Im Gespräch mit Raphaela Kirschnick

imSalon: Wie lange sind Sie bereits im Unternehmen?
Raphael Koziollek (RK): Schon seit 10 Jahren.
Henry Schumacher (HS): Ich erst seit 8 Jahren.
RK: Und bereits seit 7 Jahren gemeinsam am gleichen Standort in Viersen.

„Großhandel muss man neu lernen…“

Wie ist die Aufteilung der Aufgaben geplant?
RK:
 Wir bilden eine Doppelspitze und haben beide Vertriebs- wie administrative Aufgaben. Durch eine klassische Trennung Vertrieb/ Standort hätten wir zu viel Know-how verloren.

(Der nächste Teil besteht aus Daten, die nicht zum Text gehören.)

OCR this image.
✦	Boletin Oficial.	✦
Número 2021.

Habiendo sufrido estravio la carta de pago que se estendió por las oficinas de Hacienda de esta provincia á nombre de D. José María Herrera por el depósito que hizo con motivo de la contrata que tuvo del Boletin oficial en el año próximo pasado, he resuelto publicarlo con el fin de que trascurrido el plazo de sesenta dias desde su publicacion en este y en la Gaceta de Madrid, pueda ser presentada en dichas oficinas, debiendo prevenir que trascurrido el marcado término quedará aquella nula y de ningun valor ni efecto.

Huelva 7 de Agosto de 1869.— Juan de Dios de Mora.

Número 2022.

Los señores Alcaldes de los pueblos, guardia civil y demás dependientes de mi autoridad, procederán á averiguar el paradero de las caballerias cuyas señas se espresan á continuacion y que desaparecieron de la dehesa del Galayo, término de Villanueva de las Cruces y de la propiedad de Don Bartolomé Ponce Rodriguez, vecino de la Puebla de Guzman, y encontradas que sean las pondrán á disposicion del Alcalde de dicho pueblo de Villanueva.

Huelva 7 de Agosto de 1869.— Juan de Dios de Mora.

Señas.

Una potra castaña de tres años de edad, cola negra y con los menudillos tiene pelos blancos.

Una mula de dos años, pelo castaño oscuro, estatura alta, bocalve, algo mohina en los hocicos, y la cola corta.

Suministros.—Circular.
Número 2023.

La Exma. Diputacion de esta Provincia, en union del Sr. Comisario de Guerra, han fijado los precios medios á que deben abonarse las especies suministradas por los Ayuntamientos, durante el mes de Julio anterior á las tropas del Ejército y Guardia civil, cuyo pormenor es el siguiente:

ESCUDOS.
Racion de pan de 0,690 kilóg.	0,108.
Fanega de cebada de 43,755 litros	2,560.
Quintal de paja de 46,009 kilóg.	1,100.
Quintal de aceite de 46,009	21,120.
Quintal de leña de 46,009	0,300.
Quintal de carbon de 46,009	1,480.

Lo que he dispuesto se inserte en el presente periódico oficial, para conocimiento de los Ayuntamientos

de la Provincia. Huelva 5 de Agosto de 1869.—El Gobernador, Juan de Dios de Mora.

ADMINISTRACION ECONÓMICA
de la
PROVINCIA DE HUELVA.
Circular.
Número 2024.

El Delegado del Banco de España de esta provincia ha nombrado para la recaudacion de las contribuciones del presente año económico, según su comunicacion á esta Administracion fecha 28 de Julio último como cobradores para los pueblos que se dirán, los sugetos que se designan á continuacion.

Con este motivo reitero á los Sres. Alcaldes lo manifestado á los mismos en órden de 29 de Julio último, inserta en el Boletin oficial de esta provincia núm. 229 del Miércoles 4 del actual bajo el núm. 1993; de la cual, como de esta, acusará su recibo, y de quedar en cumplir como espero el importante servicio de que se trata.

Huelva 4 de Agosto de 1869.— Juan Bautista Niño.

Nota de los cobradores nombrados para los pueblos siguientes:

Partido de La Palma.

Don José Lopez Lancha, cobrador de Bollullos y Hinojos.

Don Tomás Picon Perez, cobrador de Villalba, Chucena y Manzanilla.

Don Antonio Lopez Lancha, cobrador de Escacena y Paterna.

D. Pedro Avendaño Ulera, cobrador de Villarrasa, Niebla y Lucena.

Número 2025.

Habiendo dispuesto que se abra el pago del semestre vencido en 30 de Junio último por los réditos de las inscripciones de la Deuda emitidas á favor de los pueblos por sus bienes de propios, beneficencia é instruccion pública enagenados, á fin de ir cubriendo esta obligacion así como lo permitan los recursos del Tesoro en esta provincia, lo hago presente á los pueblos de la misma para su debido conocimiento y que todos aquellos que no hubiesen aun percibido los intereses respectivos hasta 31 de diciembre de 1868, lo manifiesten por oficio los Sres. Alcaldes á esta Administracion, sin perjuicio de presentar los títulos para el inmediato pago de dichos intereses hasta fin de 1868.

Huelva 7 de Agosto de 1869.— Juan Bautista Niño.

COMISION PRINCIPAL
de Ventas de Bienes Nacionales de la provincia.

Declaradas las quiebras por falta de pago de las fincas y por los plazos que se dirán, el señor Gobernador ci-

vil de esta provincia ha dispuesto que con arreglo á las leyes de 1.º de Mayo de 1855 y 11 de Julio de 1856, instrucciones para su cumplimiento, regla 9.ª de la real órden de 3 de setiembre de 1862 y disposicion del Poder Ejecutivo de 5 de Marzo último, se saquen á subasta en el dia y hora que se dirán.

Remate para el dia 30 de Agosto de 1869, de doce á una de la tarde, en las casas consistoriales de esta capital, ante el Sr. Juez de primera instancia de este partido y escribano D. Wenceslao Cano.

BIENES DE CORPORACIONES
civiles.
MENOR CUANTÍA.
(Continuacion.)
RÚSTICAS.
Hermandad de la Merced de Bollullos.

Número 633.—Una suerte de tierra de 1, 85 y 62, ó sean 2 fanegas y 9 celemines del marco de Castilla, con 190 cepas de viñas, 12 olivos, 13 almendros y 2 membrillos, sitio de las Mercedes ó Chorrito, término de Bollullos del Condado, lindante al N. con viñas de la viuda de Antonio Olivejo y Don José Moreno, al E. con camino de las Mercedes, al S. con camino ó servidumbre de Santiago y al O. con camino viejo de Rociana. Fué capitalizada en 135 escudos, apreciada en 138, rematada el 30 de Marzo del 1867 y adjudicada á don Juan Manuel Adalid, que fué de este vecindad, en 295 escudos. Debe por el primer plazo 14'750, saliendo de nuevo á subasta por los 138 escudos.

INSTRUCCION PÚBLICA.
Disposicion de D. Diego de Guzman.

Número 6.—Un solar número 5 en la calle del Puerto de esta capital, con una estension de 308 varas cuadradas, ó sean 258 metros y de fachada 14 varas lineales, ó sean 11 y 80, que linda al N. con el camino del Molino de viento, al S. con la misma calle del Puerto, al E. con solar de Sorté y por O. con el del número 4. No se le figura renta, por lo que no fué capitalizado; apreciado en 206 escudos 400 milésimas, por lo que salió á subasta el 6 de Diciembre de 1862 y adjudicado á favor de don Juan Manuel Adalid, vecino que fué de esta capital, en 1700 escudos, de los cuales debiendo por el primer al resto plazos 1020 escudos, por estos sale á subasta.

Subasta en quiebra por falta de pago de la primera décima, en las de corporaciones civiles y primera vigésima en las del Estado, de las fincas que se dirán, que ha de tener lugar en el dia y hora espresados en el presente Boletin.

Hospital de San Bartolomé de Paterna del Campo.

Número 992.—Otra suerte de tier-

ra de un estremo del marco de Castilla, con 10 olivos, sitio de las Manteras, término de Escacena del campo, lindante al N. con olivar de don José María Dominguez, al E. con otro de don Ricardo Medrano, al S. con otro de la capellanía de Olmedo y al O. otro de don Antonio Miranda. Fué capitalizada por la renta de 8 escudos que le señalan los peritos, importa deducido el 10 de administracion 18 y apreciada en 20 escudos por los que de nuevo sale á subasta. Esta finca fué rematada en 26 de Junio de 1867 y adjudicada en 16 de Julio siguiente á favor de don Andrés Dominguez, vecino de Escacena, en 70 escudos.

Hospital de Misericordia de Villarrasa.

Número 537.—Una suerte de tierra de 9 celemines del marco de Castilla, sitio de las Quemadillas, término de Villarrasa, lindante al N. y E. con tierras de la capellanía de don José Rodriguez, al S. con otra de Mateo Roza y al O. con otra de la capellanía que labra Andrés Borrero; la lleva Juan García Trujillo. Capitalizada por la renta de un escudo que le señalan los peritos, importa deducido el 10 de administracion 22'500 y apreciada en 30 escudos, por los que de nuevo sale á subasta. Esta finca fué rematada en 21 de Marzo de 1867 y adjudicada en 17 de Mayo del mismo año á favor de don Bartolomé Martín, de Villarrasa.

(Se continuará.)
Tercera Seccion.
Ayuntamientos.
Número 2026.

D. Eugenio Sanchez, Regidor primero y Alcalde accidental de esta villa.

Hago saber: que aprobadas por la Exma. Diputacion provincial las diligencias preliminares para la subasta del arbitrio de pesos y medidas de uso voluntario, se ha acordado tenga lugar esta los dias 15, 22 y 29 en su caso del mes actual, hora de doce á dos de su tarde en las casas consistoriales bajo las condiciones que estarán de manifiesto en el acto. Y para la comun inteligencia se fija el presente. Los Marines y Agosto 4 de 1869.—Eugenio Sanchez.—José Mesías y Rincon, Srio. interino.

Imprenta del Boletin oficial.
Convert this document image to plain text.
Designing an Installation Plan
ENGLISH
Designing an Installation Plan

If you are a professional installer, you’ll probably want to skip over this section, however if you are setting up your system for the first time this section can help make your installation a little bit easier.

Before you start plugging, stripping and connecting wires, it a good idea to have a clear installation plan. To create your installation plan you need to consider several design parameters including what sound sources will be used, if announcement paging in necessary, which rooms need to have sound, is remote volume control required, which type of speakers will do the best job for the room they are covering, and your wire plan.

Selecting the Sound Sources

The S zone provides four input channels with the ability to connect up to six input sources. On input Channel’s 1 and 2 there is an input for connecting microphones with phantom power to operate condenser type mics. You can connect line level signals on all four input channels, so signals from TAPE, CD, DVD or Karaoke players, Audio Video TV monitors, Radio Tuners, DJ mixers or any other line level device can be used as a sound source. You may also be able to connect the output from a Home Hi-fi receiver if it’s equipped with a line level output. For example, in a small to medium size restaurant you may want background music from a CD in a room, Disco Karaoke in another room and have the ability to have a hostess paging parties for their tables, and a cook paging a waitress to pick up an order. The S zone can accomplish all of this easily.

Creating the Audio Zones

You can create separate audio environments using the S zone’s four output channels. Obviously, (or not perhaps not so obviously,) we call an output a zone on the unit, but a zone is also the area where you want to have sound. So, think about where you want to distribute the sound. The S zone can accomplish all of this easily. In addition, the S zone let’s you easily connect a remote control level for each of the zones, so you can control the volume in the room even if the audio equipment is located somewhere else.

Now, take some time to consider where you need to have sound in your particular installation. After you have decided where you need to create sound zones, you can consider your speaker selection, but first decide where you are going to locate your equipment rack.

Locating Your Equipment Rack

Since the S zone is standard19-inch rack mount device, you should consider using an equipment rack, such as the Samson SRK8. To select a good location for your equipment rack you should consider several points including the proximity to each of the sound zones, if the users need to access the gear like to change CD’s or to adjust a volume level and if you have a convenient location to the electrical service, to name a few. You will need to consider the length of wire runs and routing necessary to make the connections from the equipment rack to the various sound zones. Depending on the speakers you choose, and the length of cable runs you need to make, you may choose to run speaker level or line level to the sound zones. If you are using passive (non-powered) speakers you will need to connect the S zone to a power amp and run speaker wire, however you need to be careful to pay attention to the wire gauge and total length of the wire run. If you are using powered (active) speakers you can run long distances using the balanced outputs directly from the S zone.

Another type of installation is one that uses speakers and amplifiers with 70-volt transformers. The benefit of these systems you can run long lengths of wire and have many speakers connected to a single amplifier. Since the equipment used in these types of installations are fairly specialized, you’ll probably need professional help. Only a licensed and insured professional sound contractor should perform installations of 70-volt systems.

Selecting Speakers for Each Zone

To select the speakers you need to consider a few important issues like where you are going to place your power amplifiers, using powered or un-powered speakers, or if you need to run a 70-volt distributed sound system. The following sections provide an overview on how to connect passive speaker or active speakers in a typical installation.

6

Henri verantwortet Großhandel, Internet und die Shopsysteme, ich bin für den Direkt-Vertrieb verantwortlich. Parallel hierzu haben wir mit Frank Baxmann einen neuen nationalen Verkaufsleiter etabliert, von dem ich aktuell viel über den Direktvertrieb lerne. Er betont immer: „Alles was ich früher in der Industrie gelernt habe, hat mir viel gebracht, aber Großhandel muss man neu lernen.“ 

Weshalb neu?
HS:
 Alleine schon das Sortiment. Die Industrie branded alles auf eine Marke, haben dort vielleicht 800 bis 1.000 Artikel. Wir sind ja ein Bauchladen, bei uns kann man 12.000 Artikel kaufen, von Farbe über Zubehör bis Einrichtung. 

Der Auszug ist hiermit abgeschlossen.